Non è la prima volta che gli stessi possibili protagonisti di un ipotetico avvicinamento fra Intesa Sanpaolo e Mps ne accennano: Guzzetti (grande azionista Intesa via Cariplo) ne parlò una prima volta già prima della grande crisi bancaria. Da ultimo, pochi giorni fa, lo stesso Giovanni Bazoli, presidente del consiglio di sorveglianza di Intesa, ha ventilato “nuove aggregazioni” in Italia dopo gli stress test, non escludendo che in futuro l’azionariato di Intesa possa accogliere investitori istituzionali a fianco delle Fondazioni. Un riferimento abbastanza trasparente a un’opzione di aggancio di Siena al gruppo milanese.

Ma i profili industriali funzionerebbero? L’incognita resta una: le ampie sovrapposizioni fra la rete Intesa e quella del Monte su almeno due quadranti: quello toscano (dove Intesa opera con la rete CariFirenze) e quello del Nordest (dove Mps ancora opera con l’AntonVeneta). È qui che qualsiasi piano non potrebbe non considerare cessioni in blocco, mentre gli osservatori di cose bancarie stanno già accendendo i fari su varie combinazioni. Una riscuote – sulla carta – più attenzione di altre: lo sganciamento di CariFirenze da Intesa e la sua aggregazione a Cariparma Credit Agricole, secondo uno schema già sperimentato da Intesa proprio a Parma.
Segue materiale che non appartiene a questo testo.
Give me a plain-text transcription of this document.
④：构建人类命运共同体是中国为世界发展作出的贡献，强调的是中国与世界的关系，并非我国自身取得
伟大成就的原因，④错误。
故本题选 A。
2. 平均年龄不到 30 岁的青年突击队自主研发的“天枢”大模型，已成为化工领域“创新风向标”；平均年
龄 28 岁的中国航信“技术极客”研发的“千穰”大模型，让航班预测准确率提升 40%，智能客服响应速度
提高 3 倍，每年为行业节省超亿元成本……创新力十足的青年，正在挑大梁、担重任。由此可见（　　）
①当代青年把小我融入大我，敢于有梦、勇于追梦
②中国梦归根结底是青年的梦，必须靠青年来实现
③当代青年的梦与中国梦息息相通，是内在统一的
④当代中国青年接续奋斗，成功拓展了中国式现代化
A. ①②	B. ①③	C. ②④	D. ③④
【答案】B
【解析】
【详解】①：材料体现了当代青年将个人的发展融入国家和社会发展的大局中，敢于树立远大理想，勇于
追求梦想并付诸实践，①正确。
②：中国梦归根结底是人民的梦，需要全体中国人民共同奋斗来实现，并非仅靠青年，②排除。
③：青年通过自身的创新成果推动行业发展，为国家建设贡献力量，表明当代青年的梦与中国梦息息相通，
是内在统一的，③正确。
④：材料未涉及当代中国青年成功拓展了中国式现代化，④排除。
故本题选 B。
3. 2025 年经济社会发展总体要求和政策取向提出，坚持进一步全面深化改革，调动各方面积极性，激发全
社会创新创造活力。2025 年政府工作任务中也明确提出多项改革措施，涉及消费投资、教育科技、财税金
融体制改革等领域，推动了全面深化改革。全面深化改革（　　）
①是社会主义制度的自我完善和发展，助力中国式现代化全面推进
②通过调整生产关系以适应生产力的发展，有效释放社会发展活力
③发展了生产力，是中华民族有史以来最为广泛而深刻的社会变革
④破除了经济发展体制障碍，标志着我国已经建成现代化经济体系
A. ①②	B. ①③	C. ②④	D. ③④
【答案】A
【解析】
La Cassa emiliana era all’interno del gruppo Intesa, ma venne scorporata quando il Credit Agricole dovette a sua volta sciogliere i legami stabiliti con il polo formato da Bazoli. Cariparma tornò autonoma e la Fondazione la seguì uscendo dal grande azionariato Intesa divenendo partner dell’Agricole: l’Ente Carifirenze, in falsariga, potrebbe replicare, affiancando Agricole e Cariparma in un nuovo polo multiregionale dell’Italia centrale. Ma non è escluso che altri player stiano studiando varianti dello stesso canovaccio: per esempio, Bnp Paribas, che controlla Bnl; oppure Deutsche Bank che tuttora opera in Italia con una banca retail & corporate. I giochi sono all’inizio, ma non dureranno all’infinito.